Japan’s Foreign Minister Toshimitsu Motegi (2-R) and Defence Minister Nobuo Kishi (R) attend a video conference with German Foreign Minister Heiko Maas (top L, on screen) and Defence Minister Annegret Kramp-Karrenbauer (top R, on screen) at the Foreign Ministry in okyo on April 13, 2021. Photo: AFP
Unsurprisingly, China was on the agenda of the first security dialogue between the foreign and defense ministers of Germany and Japan, which was held on Tuesday via live video link. Reuters quoted a statement from Japan saying the two sides exchanged views on the East China Sea and South China Sea situation, and agreed on the importance of rules-based international order, during the “2 plus 2” dialogue.
This is surely something Western media outlets are eager to hype up. But observers point out that China is not all this Germany-Japan dialogue is about.
Sun Keqin, research fellow at the China Institutes of Contemporary International Relations, told the Global Times on Wednesday that Germany and Japan have always been relatively close among Western countries. They are not only major economic partner of each other, but also coordinate intimately on global affairs.
Berlin and Tokyo were major initiators of the Alliance for Multilateralism, an informal alliance of countries, mostly developed ones, which believe in multilateral cooperation.
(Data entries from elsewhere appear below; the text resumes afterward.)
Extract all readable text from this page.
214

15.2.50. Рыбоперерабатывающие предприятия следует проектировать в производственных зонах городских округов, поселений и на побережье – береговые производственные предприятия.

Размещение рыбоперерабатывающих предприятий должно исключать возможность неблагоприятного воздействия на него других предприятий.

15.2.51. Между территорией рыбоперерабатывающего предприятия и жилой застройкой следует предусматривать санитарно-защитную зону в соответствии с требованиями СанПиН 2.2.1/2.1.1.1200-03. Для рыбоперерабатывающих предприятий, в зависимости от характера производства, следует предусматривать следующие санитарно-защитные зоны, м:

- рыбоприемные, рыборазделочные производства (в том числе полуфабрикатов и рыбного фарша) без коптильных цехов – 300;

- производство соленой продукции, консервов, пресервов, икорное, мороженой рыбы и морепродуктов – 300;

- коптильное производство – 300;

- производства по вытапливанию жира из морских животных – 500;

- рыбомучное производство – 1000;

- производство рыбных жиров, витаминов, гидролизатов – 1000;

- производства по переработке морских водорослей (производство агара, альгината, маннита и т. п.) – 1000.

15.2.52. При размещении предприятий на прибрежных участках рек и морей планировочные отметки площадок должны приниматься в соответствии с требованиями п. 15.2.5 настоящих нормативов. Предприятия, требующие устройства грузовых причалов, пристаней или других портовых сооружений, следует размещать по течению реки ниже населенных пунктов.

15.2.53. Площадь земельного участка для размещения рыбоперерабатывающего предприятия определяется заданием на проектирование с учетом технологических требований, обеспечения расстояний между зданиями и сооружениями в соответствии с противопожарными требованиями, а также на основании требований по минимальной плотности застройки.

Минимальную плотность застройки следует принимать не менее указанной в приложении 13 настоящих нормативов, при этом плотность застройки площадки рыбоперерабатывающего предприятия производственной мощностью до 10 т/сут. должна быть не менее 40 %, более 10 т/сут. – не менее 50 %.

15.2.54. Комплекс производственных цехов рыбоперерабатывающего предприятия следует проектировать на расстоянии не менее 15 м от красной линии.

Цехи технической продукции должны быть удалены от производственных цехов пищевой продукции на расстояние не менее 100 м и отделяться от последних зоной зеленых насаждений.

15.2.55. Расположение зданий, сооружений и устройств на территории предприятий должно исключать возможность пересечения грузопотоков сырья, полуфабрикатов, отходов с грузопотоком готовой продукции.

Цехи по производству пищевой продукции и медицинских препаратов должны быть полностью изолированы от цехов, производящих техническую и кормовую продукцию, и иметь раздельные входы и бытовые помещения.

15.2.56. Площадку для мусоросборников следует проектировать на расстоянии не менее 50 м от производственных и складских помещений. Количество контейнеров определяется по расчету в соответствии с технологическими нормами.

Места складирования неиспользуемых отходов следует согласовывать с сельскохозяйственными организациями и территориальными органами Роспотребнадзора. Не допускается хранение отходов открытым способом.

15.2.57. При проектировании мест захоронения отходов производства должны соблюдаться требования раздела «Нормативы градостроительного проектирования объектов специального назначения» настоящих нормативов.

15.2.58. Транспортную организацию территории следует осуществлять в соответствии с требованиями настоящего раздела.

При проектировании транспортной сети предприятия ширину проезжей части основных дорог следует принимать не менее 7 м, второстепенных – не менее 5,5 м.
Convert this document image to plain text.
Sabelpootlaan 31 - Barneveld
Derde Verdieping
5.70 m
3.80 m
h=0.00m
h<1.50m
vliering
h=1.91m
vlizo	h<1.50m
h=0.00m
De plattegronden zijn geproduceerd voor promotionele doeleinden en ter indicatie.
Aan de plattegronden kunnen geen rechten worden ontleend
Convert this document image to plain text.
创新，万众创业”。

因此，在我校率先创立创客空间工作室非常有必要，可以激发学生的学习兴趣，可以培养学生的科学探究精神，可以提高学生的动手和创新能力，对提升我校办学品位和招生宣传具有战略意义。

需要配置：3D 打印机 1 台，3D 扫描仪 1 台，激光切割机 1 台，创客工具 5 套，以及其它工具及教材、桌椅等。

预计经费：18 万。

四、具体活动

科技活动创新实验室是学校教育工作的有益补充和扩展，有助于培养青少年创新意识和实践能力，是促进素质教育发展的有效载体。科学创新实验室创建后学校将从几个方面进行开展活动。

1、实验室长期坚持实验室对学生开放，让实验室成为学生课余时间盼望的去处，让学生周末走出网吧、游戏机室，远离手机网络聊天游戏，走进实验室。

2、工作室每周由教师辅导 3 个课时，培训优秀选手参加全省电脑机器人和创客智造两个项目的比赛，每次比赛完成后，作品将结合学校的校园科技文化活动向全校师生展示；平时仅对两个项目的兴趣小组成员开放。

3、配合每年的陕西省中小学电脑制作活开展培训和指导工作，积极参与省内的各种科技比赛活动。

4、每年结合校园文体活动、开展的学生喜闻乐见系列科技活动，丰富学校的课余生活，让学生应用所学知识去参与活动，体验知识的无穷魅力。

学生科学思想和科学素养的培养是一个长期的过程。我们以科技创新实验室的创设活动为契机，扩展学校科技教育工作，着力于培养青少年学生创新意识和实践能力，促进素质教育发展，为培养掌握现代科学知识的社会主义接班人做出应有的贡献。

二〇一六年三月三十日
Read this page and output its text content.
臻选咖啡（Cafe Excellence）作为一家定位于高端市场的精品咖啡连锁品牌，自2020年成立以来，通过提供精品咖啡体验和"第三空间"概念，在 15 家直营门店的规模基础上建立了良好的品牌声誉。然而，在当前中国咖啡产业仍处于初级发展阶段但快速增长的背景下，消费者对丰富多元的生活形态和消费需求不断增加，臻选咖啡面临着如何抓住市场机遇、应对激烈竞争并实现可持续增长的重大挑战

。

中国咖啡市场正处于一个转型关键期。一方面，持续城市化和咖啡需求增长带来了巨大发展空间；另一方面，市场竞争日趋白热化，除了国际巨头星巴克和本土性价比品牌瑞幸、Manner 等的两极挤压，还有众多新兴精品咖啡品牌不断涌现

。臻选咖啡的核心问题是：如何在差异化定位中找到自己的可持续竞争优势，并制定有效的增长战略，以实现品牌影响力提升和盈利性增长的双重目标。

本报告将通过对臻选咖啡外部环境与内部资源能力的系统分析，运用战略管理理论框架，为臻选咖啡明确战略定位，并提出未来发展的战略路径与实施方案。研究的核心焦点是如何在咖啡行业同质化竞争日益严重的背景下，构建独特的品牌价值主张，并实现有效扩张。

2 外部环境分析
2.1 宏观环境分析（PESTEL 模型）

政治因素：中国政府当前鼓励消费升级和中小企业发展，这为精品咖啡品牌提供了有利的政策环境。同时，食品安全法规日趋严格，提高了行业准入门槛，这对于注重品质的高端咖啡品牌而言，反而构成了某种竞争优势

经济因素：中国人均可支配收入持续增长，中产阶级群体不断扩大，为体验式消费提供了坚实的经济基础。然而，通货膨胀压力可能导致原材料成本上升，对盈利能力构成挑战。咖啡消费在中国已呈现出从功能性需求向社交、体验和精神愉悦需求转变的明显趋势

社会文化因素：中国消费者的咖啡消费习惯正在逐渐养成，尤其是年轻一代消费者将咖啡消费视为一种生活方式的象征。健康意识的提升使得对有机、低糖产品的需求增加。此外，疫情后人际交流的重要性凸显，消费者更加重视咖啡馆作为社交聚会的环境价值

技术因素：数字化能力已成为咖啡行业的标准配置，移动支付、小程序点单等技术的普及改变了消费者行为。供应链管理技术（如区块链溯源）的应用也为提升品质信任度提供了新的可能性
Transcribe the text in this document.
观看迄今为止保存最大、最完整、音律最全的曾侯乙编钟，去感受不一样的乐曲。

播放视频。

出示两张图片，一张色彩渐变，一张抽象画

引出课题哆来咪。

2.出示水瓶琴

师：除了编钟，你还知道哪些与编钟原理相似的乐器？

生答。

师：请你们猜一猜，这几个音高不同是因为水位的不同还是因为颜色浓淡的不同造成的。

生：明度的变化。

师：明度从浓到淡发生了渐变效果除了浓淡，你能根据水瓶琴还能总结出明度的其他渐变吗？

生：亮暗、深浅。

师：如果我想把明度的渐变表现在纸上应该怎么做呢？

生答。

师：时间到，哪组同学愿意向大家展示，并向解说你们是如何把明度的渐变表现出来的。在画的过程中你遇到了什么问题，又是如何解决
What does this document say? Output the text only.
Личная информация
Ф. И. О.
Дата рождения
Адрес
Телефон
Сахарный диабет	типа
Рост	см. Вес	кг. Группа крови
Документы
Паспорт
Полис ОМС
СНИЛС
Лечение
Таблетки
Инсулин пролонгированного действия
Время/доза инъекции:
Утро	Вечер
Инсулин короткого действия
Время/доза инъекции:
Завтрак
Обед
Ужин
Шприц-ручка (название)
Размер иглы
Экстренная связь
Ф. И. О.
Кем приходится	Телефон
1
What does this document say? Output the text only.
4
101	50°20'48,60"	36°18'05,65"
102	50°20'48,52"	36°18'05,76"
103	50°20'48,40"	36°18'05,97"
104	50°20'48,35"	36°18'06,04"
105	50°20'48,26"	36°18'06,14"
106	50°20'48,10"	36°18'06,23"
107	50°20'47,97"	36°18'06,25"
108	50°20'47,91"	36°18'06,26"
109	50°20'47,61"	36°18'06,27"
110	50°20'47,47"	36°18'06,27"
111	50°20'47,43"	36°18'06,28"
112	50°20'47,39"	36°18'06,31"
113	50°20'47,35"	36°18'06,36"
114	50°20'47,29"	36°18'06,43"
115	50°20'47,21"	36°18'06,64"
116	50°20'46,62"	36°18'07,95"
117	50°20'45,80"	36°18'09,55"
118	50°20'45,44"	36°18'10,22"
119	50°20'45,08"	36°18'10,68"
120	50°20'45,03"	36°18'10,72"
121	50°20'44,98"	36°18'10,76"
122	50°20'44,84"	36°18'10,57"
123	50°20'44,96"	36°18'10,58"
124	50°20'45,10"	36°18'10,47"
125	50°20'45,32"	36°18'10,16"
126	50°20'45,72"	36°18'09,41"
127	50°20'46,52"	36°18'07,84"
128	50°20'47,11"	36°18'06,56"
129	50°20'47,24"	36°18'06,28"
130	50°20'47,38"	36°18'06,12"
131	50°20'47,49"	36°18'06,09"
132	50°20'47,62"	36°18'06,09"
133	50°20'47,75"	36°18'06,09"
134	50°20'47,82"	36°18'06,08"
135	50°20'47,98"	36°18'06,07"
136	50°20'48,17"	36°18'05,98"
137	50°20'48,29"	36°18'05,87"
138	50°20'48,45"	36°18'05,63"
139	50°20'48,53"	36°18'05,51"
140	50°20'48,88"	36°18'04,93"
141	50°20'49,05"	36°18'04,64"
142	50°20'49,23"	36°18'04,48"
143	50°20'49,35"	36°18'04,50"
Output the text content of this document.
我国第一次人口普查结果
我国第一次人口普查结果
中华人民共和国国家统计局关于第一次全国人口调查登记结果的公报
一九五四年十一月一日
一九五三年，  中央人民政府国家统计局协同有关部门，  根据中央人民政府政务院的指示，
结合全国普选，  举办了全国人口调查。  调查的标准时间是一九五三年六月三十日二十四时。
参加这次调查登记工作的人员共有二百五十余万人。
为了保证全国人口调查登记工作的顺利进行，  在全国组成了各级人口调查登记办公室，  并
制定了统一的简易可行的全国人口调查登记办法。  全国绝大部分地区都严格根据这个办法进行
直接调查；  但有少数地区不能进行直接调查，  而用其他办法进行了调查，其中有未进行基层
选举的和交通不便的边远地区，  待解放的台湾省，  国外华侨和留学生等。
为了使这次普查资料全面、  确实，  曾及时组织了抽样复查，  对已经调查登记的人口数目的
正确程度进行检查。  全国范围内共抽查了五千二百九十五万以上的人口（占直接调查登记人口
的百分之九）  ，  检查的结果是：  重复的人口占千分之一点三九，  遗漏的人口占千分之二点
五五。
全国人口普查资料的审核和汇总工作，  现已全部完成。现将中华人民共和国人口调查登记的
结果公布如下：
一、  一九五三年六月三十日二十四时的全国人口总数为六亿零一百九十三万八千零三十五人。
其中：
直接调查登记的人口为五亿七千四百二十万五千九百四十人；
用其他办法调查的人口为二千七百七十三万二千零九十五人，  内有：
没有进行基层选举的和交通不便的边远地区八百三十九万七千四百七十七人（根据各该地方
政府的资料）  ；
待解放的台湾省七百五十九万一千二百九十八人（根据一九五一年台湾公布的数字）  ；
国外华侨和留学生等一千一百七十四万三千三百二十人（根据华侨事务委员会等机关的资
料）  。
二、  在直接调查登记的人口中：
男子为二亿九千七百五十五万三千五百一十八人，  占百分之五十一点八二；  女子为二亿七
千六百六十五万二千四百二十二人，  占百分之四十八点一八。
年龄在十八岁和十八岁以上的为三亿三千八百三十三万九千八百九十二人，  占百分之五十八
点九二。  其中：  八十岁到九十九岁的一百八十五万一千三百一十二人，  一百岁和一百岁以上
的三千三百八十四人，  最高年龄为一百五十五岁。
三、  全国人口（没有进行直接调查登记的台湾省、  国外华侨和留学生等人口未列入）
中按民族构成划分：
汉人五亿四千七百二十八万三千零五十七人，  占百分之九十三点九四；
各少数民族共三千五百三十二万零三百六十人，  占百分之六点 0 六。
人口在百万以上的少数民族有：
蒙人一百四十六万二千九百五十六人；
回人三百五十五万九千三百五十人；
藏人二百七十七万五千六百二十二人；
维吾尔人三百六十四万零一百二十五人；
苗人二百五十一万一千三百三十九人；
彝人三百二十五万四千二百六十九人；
The alliance was launched in 2019 when the Trump administration was straining relations with not only US rivals but also allies alike. At that time, Europe was puzzled about where Trump was leading the US, and was expressing concerns about the West’s decline.
Against this backdrop, Sun said the proactive promotion of the alliance by the two countries sent one signal: They hoped to carry the banner, or shoulder the leadership of the Western world, should something go wrong with the US, their previous leading figure.
After President Joe Biden assumed office, Washington started to adjust its policy toward its allies and has to some extent regained their trust. It has called on its partners to focus on China while continuing the Indo-Pacific Strategy.
So currently, the enhancement of collaboration between Germany and Japan is also a crucial link in the US-led grand anti-China alliance in the West, Sun noted. Washington has always wanted to form an “Asian NATO” in the Far East. It has been hoping its regional allies and NATO could join hands to establish a global strategic encirclement network to contain both China and Russia. The US has had this plan since the early stage of the Cold War, but failed to realize it. It failed over 70 years ago, and it won’t be able to achieve it today either.
Granted, the two countries agreed on Tuesday to expand their military cooperation. Japan proposed joint naval drills with Germany, and the two sides agreed to look into the matter further. The prospect for the further promotion of bilateral military cooperation will be limited.
Japan does not even have an army. Its Constitution does not allow it to have offensive military forces. It only has the Self-Defense Force. Germany does have a full army, but just a restricted one. It is not allowed to possess certain strategic offensive weapons. Firm restrictions were placed on the German military after the two world wars. Until today, the country remains bound by military constraints. Its neighboring countries are also highly vigilant toward its military development. Hence, there is no possibility that Berlin and Tokyo will forge a military alliance, Sun noted, not to mention whether they could jointly interfere in China’s peripheral waters though a military alliance.
In economic terms, Japan sees China as both a competitor and an opportunity. Meanwhile, the trade volume between China and Germany is bigger than that between the US and Germany.
“Germany may coordinate with the US in condemning China on human rights issues. It may also find excuses to accuse China’s socialism, but if Washington wants it to completely take sides with the US to confront Beijing in a comprehensive way, Berlin won’t say yes,” Sun told Global Times.
Still, their interactions should be on China’s radar. A German frigate will set sail for Asia in August and cross the South China Sea. It will also possibly take part in joint exercises with units of Japan’s Self-Defense Force.
Germany and Japan may not opt for an all-out confrontation with China. Yet their relevant moves are undoubtedly hurting the atmosphere of cooperating with China. Beijing must make timely responses when needed, Sun said.